Bursztyn na ciele czyli nowość marki Stenders – peeling pod prysznic.

2012-12-27 - Agata Herbut




Bursztynowy peeling pod prysznic marki Stenders ma za zadanie skutecznie oczyścić skórę, dbając o jej gładkość, wzbogacony został proszkiem bursztynowym – złotym kamieniem kołysanym przez morskie fale przez miliony lat. Drobne łupiny orzecha Cupuacu i cenne drobinki peelingujące, niczym polerowane koraliki bursztynu, przyjemnie masują i jednocześnie orzeźwiają – musicie jednak wiedzieć, że nie jest to typowy zdzierak , bursztynowy peeling delikatnie masuje ciało.

Opakowanie to butelka z aluminiowym koreczkiem, produkt wydobywa się dość opornie – nie posiada dozownika/pompki, co utrudnia zużycie go do końca. A jakie są moje wrażenia?

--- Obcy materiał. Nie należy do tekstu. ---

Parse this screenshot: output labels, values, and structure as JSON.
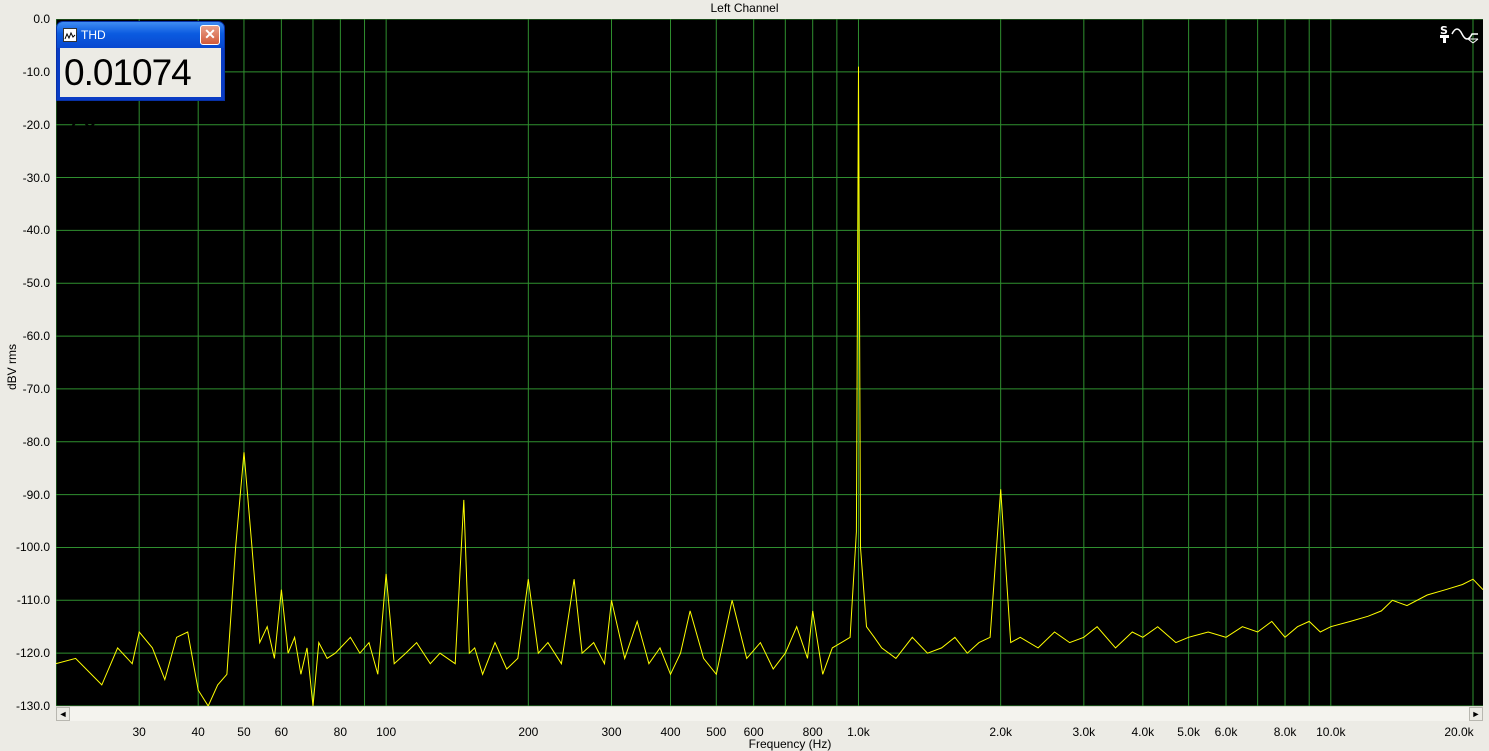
{
  "chart_data": {
    "type": "line",
    "title": "Left Channel",
    "xlabel": "Frequency (Hz)",
    "ylabel": "dBV rms",
    "xscale": "log",
    "xlim": [
      20,
      21000
    ],
    "ylim": [
      -130,
      0
    ],
    "grid": true,
    "yticks": [
      "0.0",
      "-10.0",
      "-20.0",
      "-30.0",
      "-40.0",
      "-50.0",
      "-60.0",
      "-70.0",
      "-80.0",
      "-90.0",
      "-100.0",
      "-110.0",
      "-120.0",
      "-130.0"
    ],
    "ytick_values": [
      0,
      -10,
      -20,
      -30,
      -40,
      -50,
      -60,
      -70,
      -80,
      -90,
      -100,
      -110,
      -120,
      -130
    ],
    "xticks": [
      "30",
      "40",
      "50",
      "60",
      "80",
      "100",
      "200",
      "300",
      "400",
      "500",
      "600",
      "800",
      "1.0k",
      "2.0k",
      "3.0k",
      "4.0k",
      "5.0k",
      "6.0k",
      "8.0k",
      "10.0k",
      "20.0k"
    ],
    "xtick_values": [
      30,
      40,
      50,
      60,
      80,
      100,
      200,
      300,
      400,
      500,
      600,
      800,
      1000,
      2000,
      3000,
      4000,
      5000,
      6000,
      8000,
      10000,
      20000
    ],
    "series": [
      {
        "color": "#ffff00",
        "x": [
          20,
          22,
          25,
          27,
          29,
          30,
          32,
          34,
          36,
          38,
          40,
          42,
          44,
          46,
          48,
          50,
          52,
          54,
          56,
          58,
          60,
          62,
          64,
          66,
          68,
          70,
          72,
          75,
          78,
          80,
          84,
          88,
          92,
          96,
          100,
          104,
          110,
          116,
          124,
          130,
          140,
          146,
          150,
          154,
          160,
          170,
          180,
          190,
          200,
          210,
          220,
          235,
          250,
          260,
          275,
          290,
          300,
          320,
          340,
          360,
          380,
          400,
          420,
          440,
          470,
          500,
          540,
          580,
          620,
          660,
          700,
          740,
          780,
          800,
          840,
          880,
          920,
          960,
          990,
          1000,
          1010,
          1040,
          1080,
          1120,
          1200,
          1300,
          1400,
          1500,
          1600,
          1700,
          1800,
          1900,
          2000,
          2100,
          2200,
          2400,
          2600,
          2800,
          3000,
          3200,
          3500,
          3800,
          4000,
          4300,
          4700,
          5000,
          5500,
          6000,
          6500,
          7000,
          7500,
          8000,
          8500,
          9000,
          9500,
          10000,
          11000,
          12000,
          12800,
          13500,
          14500,
          16000,
          17500,
          19000,
          20000,
          21000
        ],
        "y": [
          -122,
          -121,
          -126,
          -119,
          -122,
          -116,
          -119,
          -125,
          -117,
          -116,
          -127,
          -130,
          -126,
          -124,
          -100,
          -82,
          -100,
          -118,
          -115,
          -121,
          -108,
          -120,
          -117,
          -124,
          -119,
          -130,
          -118,
          -121,
          -120,
          -119,
          -117,
          -120,
          -118,
          -124,
          -105,
          -122,
          -120,
          -118,
          -122,
          -120,
          -122,
          -91,
          -120,
          -119,
          -124,
          -118,
          -123,
          -121,
          -106,
          -120,
          -118,
          -122,
          -106,
          -120,
          -118,
          -122,
          -110,
          -121,
          -114,
          -122,
          -119,
          -124,
          -120,
          -112,
          -121,
          -124,
          -110,
          -121,
          -118,
          -123,
          -120,
          -115,
          -121,
          -112,
          -124,
          -119,
          -118,
          -117,
          -97,
          -9,
          -100,
          -115,
          -117,
          -119,
          -121,
          -117,
          -120,
          -119,
          -117,
          -120,
          -118,
          -117,
          -89,
          -118,
          -117,
          -119,
          -116,
          -118,
          -117,
          -115,
          -119,
          -116,
          -117,
          -115,
          -118,
          -117,
          -116,
          -117,
          -115,
          -116,
          -114,
          -117,
          -115,
          -114,
          -116,
          -115,
          -114,
          -113,
          -112,
          -110,
          -111,
          -109,
          -108,
          -107,
          -106,
          -108
        ]
      }
    ]
  },
  "thd_window": {
    "title": "THD",
    "value": "0.01074 %"
  },
  "scrollbar": {
    "left_arrow": "◄",
    "right_arrow": "►"
  },
  "colors": {
    "plot_background": "#000000",
    "grid": "#2f8f2f",
    "trace": "#ffff00"
  }
}
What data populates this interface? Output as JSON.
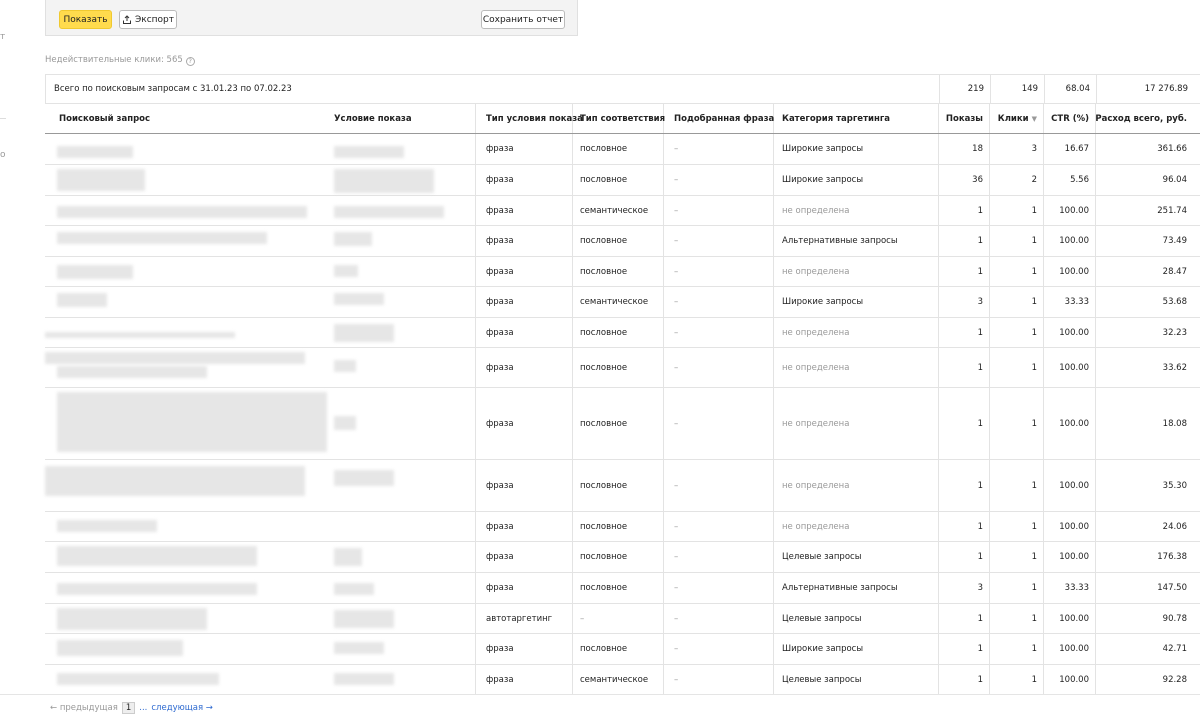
{
  "toolbar": {
    "show_label": "Показать",
    "export_label": "Экспорт",
    "save_label": "Сохранить отчет"
  },
  "invalid_clicks": "Недействительные клики: 565",
  "totals": {
    "label": "Всего по поисковым запросам с 31.01.23 по 07.02.23",
    "shows": "219",
    "clicks": "149",
    "ctr": "68.04",
    "spend": "17 276.89"
  },
  "headers": {
    "query": "Поисковый запрос",
    "condition": "Условие показа",
    "cond_type": "Тип условия показа",
    "match_type": "Тип соответствия",
    "phrase": "Подобранная фраза",
    "category": "Категория таргетинга",
    "shows": "Показы",
    "clicks": "Клики",
    "ctr": "CTR (%)",
    "spend": "Расход всего, руб."
  },
  "rows": [
    {
      "type": "фраза",
      "match": "пословное",
      "phrase": "–",
      "category": "Широкие запросы",
      "cat_muted": false,
      "shows": "18",
      "clicks": "3",
      "ctr": "16.67",
      "spend": "361.66"
    },
    {
      "type": "фраза",
      "match": "пословное",
      "phrase": "–",
      "category": "Широкие запросы",
      "cat_muted": false,
      "shows": "36",
      "clicks": "2",
      "ctr": "5.56",
      "spend": "96.04"
    },
    {
      "type": "фраза",
      "match": "семантическое",
      "phrase": "–",
      "category": "не определена",
      "cat_muted": true,
      "shows": "1",
      "clicks": "1",
      "ctr": "100.00",
      "spend": "251.74"
    },
    {
      "type": "фраза",
      "match": "пословное",
      "phrase": "–",
      "category": "Альтернативные запросы",
      "cat_muted": false,
      "shows": "1",
      "clicks": "1",
      "ctr": "100.00",
      "spend": "73.49"
    },
    {
      "type": "фраза",
      "match": "пословное",
      "phrase": "–",
      "category": "не определена",
      "cat_muted": true,
      "shows": "1",
      "clicks": "1",
      "ctr": "100.00",
      "spend": "28.47"
    },
    {
      "type": "фраза",
      "match": "семантическое",
      "phrase": "–",
      "category": "Широкие запросы",
      "cat_muted": false,
      "shows": "3",
      "clicks": "1",
      "ctr": "33.33",
      "spend": "53.68"
    },
    {
      "type": "фраза",
      "match": "пословное",
      "phrase": "–",
      "category": "не определена",
      "cat_muted": true,
      "shows": "1",
      "clicks": "1",
      "ctr": "100.00",
      "spend": "32.23"
    },
    {
      "type": "фраза",
      "match": "пословное",
      "phrase": "–",
      "category": "не определена",
      "cat_muted": true,
      "shows": "1",
      "clicks": "1",
      "ctr": "100.00",
      "spend": "33.62"
    },
    {
      "type": "фраза",
      "match": "пословное",
      "phrase": "–",
      "category": "не определена",
      "cat_muted": true,
      "shows": "1",
      "clicks": "1",
      "ctr": "100.00",
      "spend": "18.08"
    },
    {
      "type": "фраза",
      "match": "пословное",
      "phrase": "–",
      "category": "не определена",
      "cat_muted": true,
      "shows": "1",
      "clicks": "1",
      "ctr": "100.00",
      "spend": "35.30"
    },
    {
      "type": "фраза",
      "match": "пословное",
      "phrase": "–",
      "category": "не определена",
      "cat_muted": true,
      "shows": "1",
      "clicks": "1",
      "ctr": "100.00",
      "spend": "24.06"
    },
    {
      "type": "фраза",
      "match": "пословное",
      "phrase": "–",
      "category": "Целевые запросы",
      "cat_muted": false,
      "shows": "1",
      "clicks": "1",
      "ctr": "100.00",
      "spend": "176.38"
    },
    {
      "type": "фраза",
      "match": "пословное",
      "phrase": "–",
      "category": "Альтернативные запросы",
      "cat_muted": false,
      "shows": "3",
      "clicks": "1",
      "ctr": "33.33",
      "spend": "147.50"
    },
    {
      "type": "автотаргетинг",
      "match": "–",
      "phrase": "–",
      "category": "Целевые запросы",
      "cat_muted": false,
      "shows": "1",
      "clicks": "1",
      "ctr": "100.00",
      "spend": "90.78"
    },
    {
      "type": "фраза",
      "match": "пословное",
      "phrase": "–",
      "category": "Широкие запросы",
      "cat_muted": false,
      "shows": "1",
      "clicks": "1",
      "ctr": "100.00",
      "spend": "42.71"
    },
    {
      "type": "фраза",
      "match": "семантическое",
      "phrase": "–",
      "category": "Целевые запросы",
      "cat_muted": false,
      "shows": "1",
      "clicks": "1",
      "ctr": "100.00",
      "spend": "92.28"
    }
  ],
  "pager": {
    "prev": "← предыдущая",
    "page": "1",
    "dots": "...",
    "next": "следующая →"
  }
}
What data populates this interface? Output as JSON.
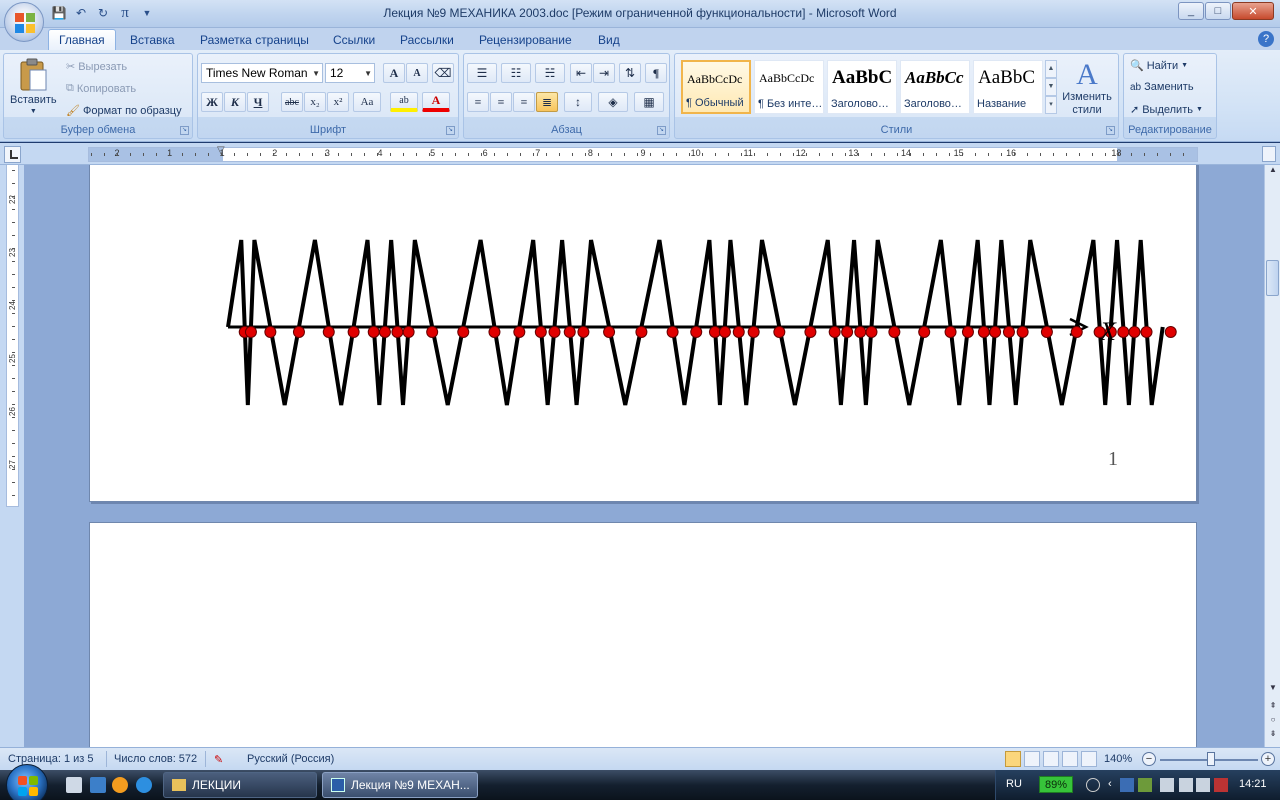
{
  "window": {
    "title": "Лекция №9 МЕХАНИКА 2003.doc [Режим ограниченной функциональности] - Microsoft Word",
    "controls": {
      "minimize": "_",
      "maximize": "□",
      "close": "✕"
    }
  },
  "qat": {
    "save": "💾",
    "undo": "↶",
    "redo": "↻",
    "pi": "π"
  },
  "tabs": [
    "Главная",
    "Вставка",
    "Разметка страницы",
    "Ссылки",
    "Рассылки",
    "Рецензирование",
    "Вид"
  ],
  "ribbon": {
    "clipboard": {
      "label": "Буфер обмена",
      "paste": "Вставить",
      "cut": "Вырезать",
      "copy": "Копировать",
      "format_painter": "Формат по образцу"
    },
    "font": {
      "label": "Шрифт",
      "font_name": "Times New Roman",
      "font_size": "12",
      "grow": "A",
      "shrink": "A",
      "bold": "Ж",
      "italic": "К",
      "underline": "Ч",
      "strike": "abc",
      "subscript": "x₂",
      "superscript": "x²",
      "case": "Aa",
      "highlight": "ab",
      "color": "A"
    },
    "paragraph": {
      "label": "Абзац",
      "pilcrow": "¶"
    },
    "styles": {
      "label": "Стили",
      "items": [
        {
          "sample": "AaBbCcDc",
          "name": "¶ Обычный"
        },
        {
          "sample": "AaBbCcDc",
          "name": "¶ Без инте…"
        },
        {
          "sample": "AaBbC",
          "name": "Заголово…"
        },
        {
          "sample": "AaBbCc",
          "name": "Заголово…"
        },
        {
          "sample": "AaBbC",
          "name": "Название"
        }
      ],
      "change": "Изменить стили"
    },
    "editing": {
      "label": "Редактирование",
      "find": "Найти",
      "replace": "Заменить",
      "select": "Выделить"
    }
  },
  "ruler": {
    "h_labels": [
      "2",
      "1",
      "1",
      "2",
      "3",
      "4",
      "5",
      "6",
      "7",
      "8",
      "9",
      "10",
      "11",
      "12",
      "13",
      "14",
      "15",
      "16",
      "18"
    ],
    "v_labels": [
      "22",
      "23",
      "24",
      "25",
      "26",
      "27"
    ]
  },
  "document": {
    "axis_label": "X",
    "page_number": "1",
    "figure": {
      "upper_peaks_x_cm": [
        0.1,
        0.35,
        1.5,
        2.5,
        2.95,
        3.4,
        4.65,
        5.65,
        6.2,
        6.75,
        8.05,
        9.0,
        9.4,
        10.0,
        11.25,
        11.75,
        12.2,
        13.4,
        14.1,
        14.55,
        15.1,
        16.3,
        16.75,
        17.2
      ],
      "red_dots_count": 44
    }
  },
  "statusbar": {
    "page": "Страница: 1 из 5",
    "words": "Число слов: 572",
    "language": "Русский (Россия)",
    "zoom": "140%"
  },
  "taskbar": {
    "tasks": [
      {
        "label": "ЛЕКЦИИ"
      },
      {
        "label": "Лекция №9 МЕХАН..."
      }
    ],
    "lang": "RU",
    "battery": "89%",
    "time": "14:21"
  }
}
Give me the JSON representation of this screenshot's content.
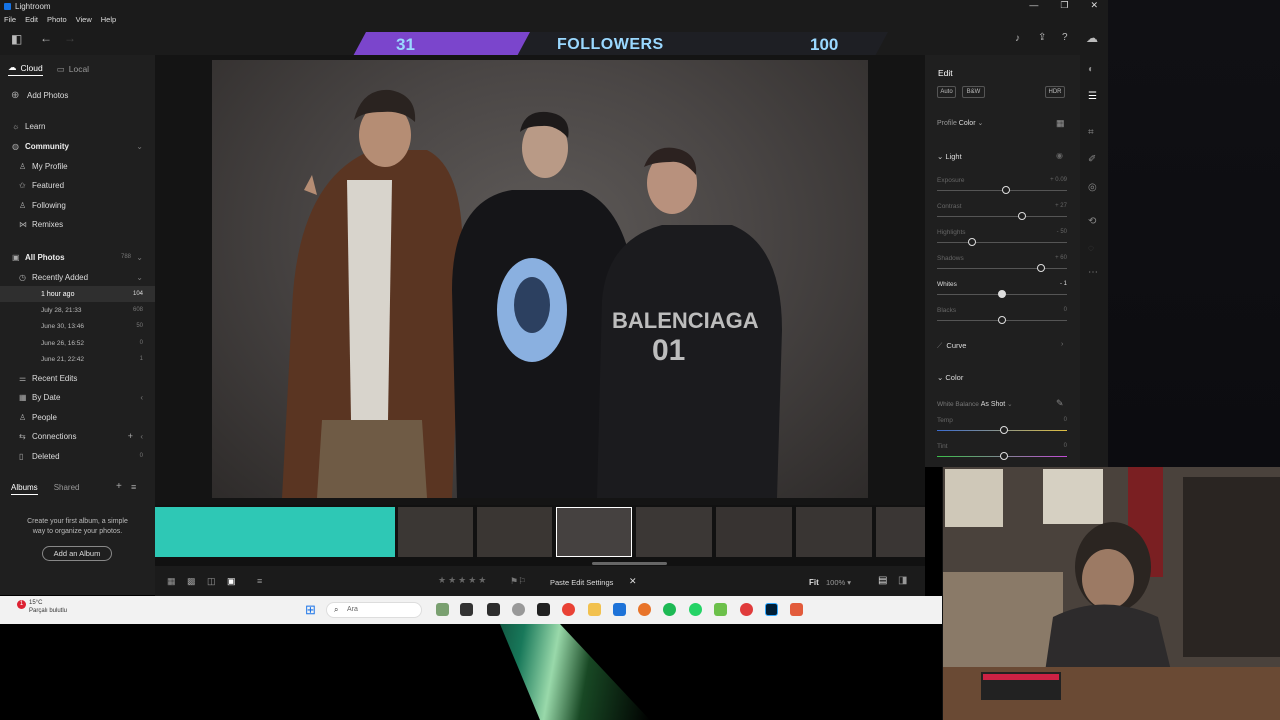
{
  "window": {
    "title": "Lightroom",
    "controls": [
      "—",
      "❐",
      "✕"
    ]
  },
  "menu": [
    "File",
    "Edit",
    "Photo",
    "View",
    "Help"
  ],
  "overlay": {
    "current": "31",
    "label": "FOLLOWERS",
    "goal": "100",
    "progress": 0.31,
    "color": "#7b45cc"
  },
  "left": {
    "tabs": [
      "Cloud",
      "Local"
    ],
    "add_photos": "Add Photos",
    "learn": "Learn",
    "community": "Community",
    "community_items": [
      "My Profile",
      "Featured",
      "Following",
      "Remixes"
    ],
    "all_photos": "All Photos",
    "all_photos_count": "788",
    "recently_added": "Recently Added",
    "dates": [
      {
        "label": "1 hour ago",
        "count": "104"
      },
      {
        "label": "July 28, 21:33",
        "count": "608"
      },
      {
        "label": "June 30, 13:46",
        "count": "50"
      },
      {
        "label": "June 26, 16:52",
        "count": "0"
      },
      {
        "label": "June 21, 22:42",
        "count": "1"
      }
    ],
    "recent_edits": "Recent Edits",
    "by_date": "By Date",
    "people": "People",
    "connections": "Connections",
    "deleted": "Deleted",
    "deleted_count": "0",
    "albums_tabs": [
      "Albums",
      "Shared"
    ],
    "albums_hint": "Create your first album, a simple way to organize your photos.",
    "add_album": "Add an Album"
  },
  "edit": {
    "title": "Edit",
    "buttons": [
      "Auto",
      "B&W",
      "HDR"
    ],
    "profile_label": "Profile",
    "profile_value": "Color",
    "light": "Light",
    "sliders": [
      {
        "label": "Exposure",
        "value": "+ 0.09",
        "pos": 0.53
      },
      {
        "label": "Contrast",
        "value": "+ 27",
        "pos": 0.65
      },
      {
        "label": "Highlights",
        "value": "- 50",
        "pos": 0.27
      },
      {
        "label": "Shadows",
        "value": "+ 60",
        "pos": 0.8
      },
      {
        "label": "Whites",
        "value": "- 1",
        "pos": 0.5
      },
      {
        "label": "Blacks",
        "value": "0",
        "pos": 0.5
      }
    ],
    "curve": "Curve",
    "color": "Color",
    "wb_label": "White Balance",
    "wb_value": "As Shot",
    "temp": "Temp",
    "temp_value": "0",
    "tint": "Tint",
    "tint_value": "0"
  },
  "bottom": {
    "paste": "Paste Edit Settings",
    "fit": "Fit",
    "zoom": "100% ▾"
  },
  "taskbar": {
    "temp": "15°C",
    "weather": "Parçalı bulutlu",
    "search": "Ara",
    "notif": "1"
  }
}
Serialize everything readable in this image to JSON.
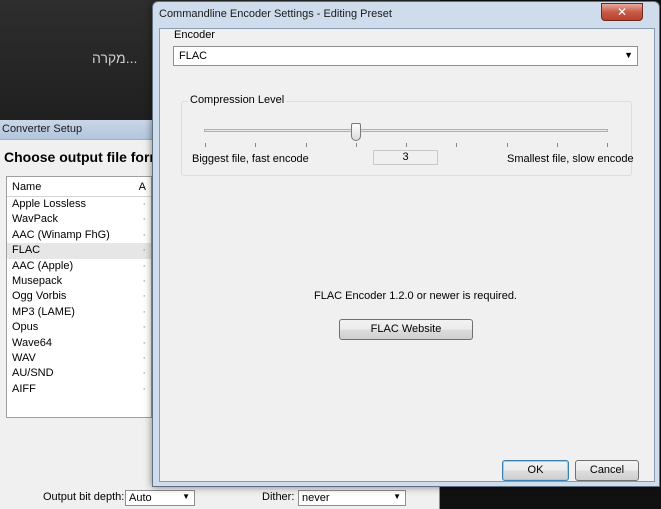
{
  "background": {
    "hebrew_text": "מקרה..."
  },
  "converter": {
    "title": "Converter Setup",
    "heading": "Choose output file form",
    "list_header": {
      "name": "Name",
      "col2": "A"
    },
    "formats": [
      "Apple Lossless",
      "WavPack",
      "AAC (Winamp FhG)",
      "FLAC",
      "AAC (Apple)",
      "Musepack",
      "Ogg Vorbis",
      "MP3 (LAME)",
      "Opus",
      "Wave64",
      "WAV",
      "AU/SND",
      "AIFF"
    ],
    "selected_format": "FLAC",
    "bit_depth_label": "Output bit depth:",
    "bit_depth_value": "Auto",
    "dither_label": "Dither:",
    "dither_value": "never"
  },
  "dialog": {
    "title": "Commandline Encoder Settings - Editing Preset",
    "close_label": "✕",
    "encoder_label": "Encoder",
    "encoder_value": "FLAC",
    "compression": {
      "title": "Compression Level",
      "left_label": "Biggest file, fast encode",
      "right_label": "Smallest file, slow encode",
      "value": "3",
      "level_fraction": 0.375
    },
    "requirement_text": "FLAC Encoder 1.2.0 or newer is required.",
    "website_button": "FLAC Website",
    "ok_button": "OK",
    "cancel_button": "Cancel"
  }
}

Linia bursztynowa to nowość w Stenders – dostępna jest od dosyć niedawna i muszę przyznać, że okazała się w miarę w porządku. Nie przypadł mi do gustu zapach – mimo, że jest lekko słodki i ciekawy – żywiczny, ciepły – na dłuższą metę wydaje się przytłaczający, a może ja po prostu nie jestem fanką takich aromatów? Do minusów zaliczam także opakowanie i cenę – rozumiem, że są to kosmetyki naturalne i w związku z tym są droższe, ale 84,90 zł/ 250 gr uważam za spory wydatek. Nie mniej jednak – jeśli będziecie miały okazję ku temu – spróbujcie, być może dla Was okaże się absolutnym hitem?